Given the prevalence of factors which promote CDI, and the evidence that CDI occurs at similar rates in Asia as in other continents [6], we believe that CDI is likely to be an under-recognised cause of diarrhoea in Laos and adjoining countries. There are several reasons for this under-diagnosis, including low clinician awareness of CDI [31], limited access to diagnostic services, a disincentive to investigate diarrheal illnesses when the cost of testing is borne by the individual, and short hospital stays. These Lao results are limited by the small sample size, the sparse clinical information available, and the use of culture alone.
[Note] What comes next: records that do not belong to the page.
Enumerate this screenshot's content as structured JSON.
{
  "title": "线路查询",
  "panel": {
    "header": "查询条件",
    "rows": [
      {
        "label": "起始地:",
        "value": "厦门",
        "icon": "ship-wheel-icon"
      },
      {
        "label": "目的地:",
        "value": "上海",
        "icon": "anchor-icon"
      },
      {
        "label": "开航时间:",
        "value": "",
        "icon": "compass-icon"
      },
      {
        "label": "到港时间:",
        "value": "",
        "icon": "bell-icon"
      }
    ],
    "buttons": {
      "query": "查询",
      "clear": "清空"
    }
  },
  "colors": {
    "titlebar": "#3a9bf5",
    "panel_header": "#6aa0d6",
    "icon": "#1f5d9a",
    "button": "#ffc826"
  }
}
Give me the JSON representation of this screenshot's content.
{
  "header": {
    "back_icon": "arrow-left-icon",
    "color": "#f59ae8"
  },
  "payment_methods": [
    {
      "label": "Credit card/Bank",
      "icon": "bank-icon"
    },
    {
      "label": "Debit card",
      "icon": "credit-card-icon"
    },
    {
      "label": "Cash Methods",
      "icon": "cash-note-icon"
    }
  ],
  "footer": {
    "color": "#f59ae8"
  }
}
However, we hope that this study will alert clinicians and policy makers to the presence of this bacterium in Laos. As in many parts of Asia, this country is experiencing rapid economic and demographic changes, and changes in healthcare which will further increase the potential importance of CDI. Enhanced surveillance will be required to fully appreciate the extent and impact of CDI in Laos, and elsewhere in the region.

Conclusions

With the isolation of C.difficile from human diarrhoeal stool samples in Lao PDR, we can include this bacterium as a potential diarrhoeal pathogen in this country. This is an important first step in its recognition by clinicians and epidemiologists both within the country itself and the Greater Mekong Subregion of Asia. Future local investment in the laboratory diagnosis of CDI, the typing of isolates, and defining the clinical epidemiology of infection in the region is required to better inform healthcare providers in the development of clinical management algorithms, infection control and prevention practices, and policies for the prudent use of antimicrobials.